These are ideas I looked into many years ago when wanting to write a semei module. Basically, the interesting features on the board is the mapping from position to worms, the set and number of liberties of a worm, and potentionally the set of neighboring worms. As these features are costly to calculate we want to maintain them incrementally. Below I'll just focus on the worms themselves, but liberties and other can be treated similarily.
As we know, a worm at a given position is characterized by the maximal reachable subgraph from that point such that all points are occupied by the same color. The effect of placing a stone is one of three: the creation of a new worm, the extention of an existing worm, or the merging (connection) of two or more worms. There is a very efficient algorithm with O(log* n) complexity to do this incrementally, known as the union-find algorithm. I'll attempt a description here, but this is certainly described better in the literature.
The union find maintains an equivalence relation on some discrete set S (isomorphic to a range of integers) with two operations, union and find. Find returns a cardinal element (a representative for the equivalence set), thus two elemets e1 and e2 are equivalent iff find e1 == find e2. Union merges two equivalences into one, taking as argument two arbitrary elements from each set.
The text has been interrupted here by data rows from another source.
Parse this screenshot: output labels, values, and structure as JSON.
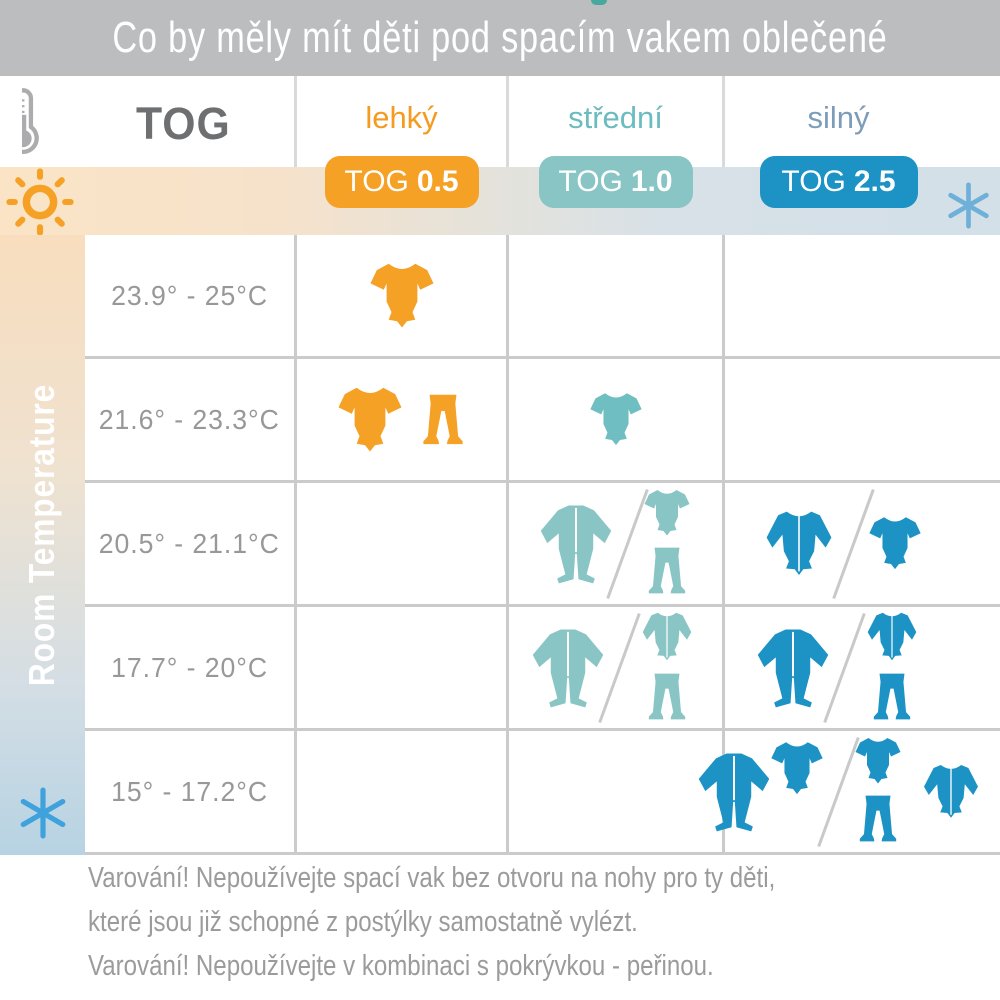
{
  "title": "Co by měly mít děti pod spacím vakem oblečené",
  "palette": {
    "titlebar_gray": "#BCBDBF",
    "orange": "#F5A125",
    "teal_medium": "#6FBEC2",
    "teal_light": "#8AC5C6",
    "blue": "#1C93C4",
    "grid_line": "#CBCBCB",
    "text_gray": "#989898",
    "band_warm": "#FBE4C6",
    "band_cool": "#D3E0E8",
    "snowflake_blue": "#3FA2DC",
    "sun_orange": "#F5A125",
    "teal_dot": "#45A99D"
  },
  "header": {
    "tog_label": "TOG",
    "columns": [
      {
        "id": "lehky",
        "label": "lehký",
        "label_color": "#F59B20",
        "pill_prefix": "TOG",
        "pill_value": "0.5",
        "pill_color": "#F5A125"
      },
      {
        "id": "stredni",
        "label": "střední",
        "label_color": "#6BBCBE",
        "pill_prefix": "TOG",
        "pill_value": "1.0",
        "pill_color": "#8AC5C6"
      },
      {
        "id": "silny",
        "label": "silný",
        "label_color": "#7C9CBA",
        "pill_prefix": "TOG",
        "pill_value": "2.5",
        "pill_color": "#1C93C4"
      }
    ]
  },
  "sidebar": {
    "label": "Room Temperature"
  },
  "rows": [
    {
      "temp": "23.9° - 25°C",
      "cells": {
        "lehky": {
          "color": "#F5A125",
          "groups": [
            [
              {
                "t": "onesie"
              }
            ]
          ]
        },
        "stredni": null,
        "silny": null
      }
    },
    {
      "temp": "21.6° - 23.3°C",
      "cells": {
        "lehky": {
          "color": "#F5A125",
          "groups": [
            [
              {
                "t": "onesie"
              },
              {
                "t": "pants"
              }
            ]
          ]
        },
        "stredni": {
          "color": "#6FBEC2",
          "groups": [
            [
              {
                "t": "onesie",
                "small": true
              }
            ]
          ]
        },
        "silny": null
      }
    },
    {
      "temp": "20.5° - 21.1°C",
      "cells": {
        "lehky": null,
        "stredni": {
          "color": "#8AC5C6",
          "groups": [
            [
              {
                "t": "sleepsuit"
              }
            ],
            [
              {
                "t": "stack",
                "items": [
                  "onesie",
                  "pants"
                ]
              }
            ]
          ]
        },
        "silny": {
          "color": "#1C93C4",
          "groups": [
            [
              {
                "t": "bodysuit"
              }
            ],
            [
              {
                "t": "onesie",
                "small": true
              }
            ]
          ]
        }
      }
    },
    {
      "temp": "17.7° - 20°C",
      "cells": {
        "lehky": null,
        "stredni": {
          "color": "#8AC5C6",
          "groups": [
            [
              {
                "t": "sleepsuit"
              }
            ],
            [
              {
                "t": "stack",
                "items": [
                  "bodysuit",
                  "pants"
                ]
              }
            ]
          ]
        },
        "silny": {
          "color": "#1C93C4",
          "groups": [
            [
              {
                "t": "sleepsuit"
              }
            ],
            [
              {
                "t": "stack",
                "items": [
                  "bodysuit",
                  "pants"
                ]
              }
            ]
          ]
        }
      }
    },
    {
      "temp": "15° - 17.2°C",
      "cells": {
        "lehky": null,
        "stredni": null,
        "silny": {
          "color": "#1C93C4",
          "groups": [
            [
              {
                "t": "sleepsuit"
              },
              {
                "t": "onesie",
                "small": true,
                "raised": true
              }
            ],
            [
              {
                "t": "stack",
                "items": [
                  "onesie",
                  "pants"
                ]
              },
              {
                "t": "bodysuit",
                "small": true
              }
            ]
          ]
        }
      }
    }
  ],
  "warnings": [
    "Varování! Nepoužívejte spací vak bez otvoru na nohy pro ty děti,",
    "které jsou již schopné z postýlky samostatně vylézt.",
    "Varování! Nepoužívejte v kombinaci s pokrývkou - peřinou."
  ]
}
Initially every member is related only to itself, that is, find is the identity.
The efficient way to implement this uses an array to represent inverse trees. The array maps an element to another element from the equivalence. The cardinal elements are fixpoints, ie they map to themselves. Find thus only need to search through this chain of elements until it reaches a fixpoint. Union is also simple: just find the cardinal elements of one (or both) of the sets and set one to point to the other.
The efficiency comes from a slight modification to find. In addition to finding the cardinal elements, it afterwards backpatch all the other elements to point directly to the cardinal elements, such that future finds on these will terminate immediately. With this modification find gets an amortized "near-constant" (O(log* n)) cost.
It is an easy extension to get efficient access to all the members of an equivalence, just link all the members in the equivalence in a circular list maintained by union.
Another attraction of this algorithm is the simplicity of the code. It can be done in only a handful of easily understandable lines of C. The problem with union-find is that splitting an equivalence has linear complexity. In the case where you only want to undo a union operation this can be made reasonable by saving the set of elements from the smaller of the two sets (I used a sligthly different approach, see Tinygo2 for the details).
Unfortunately the union-find doesn't help much if you want to maintain the enclosed region of empty intersections (it is the reverse problem).
Tinygo2 (I didn't name it that) doesn't follow completely the thoughts above. The reason is that I reasoned (perhaps wrongly) that accesses would be so much more often that it would pay to do the patching of find up front and rendering the find operation a trivial array lookup. In addition, tinygo maintains the liberty sets and counts. Here's a local copy of Tinygo2.
I'd be happy to have comments, but please remember that the code is old :-) For example, today I would use the point representation I suggested earlier today.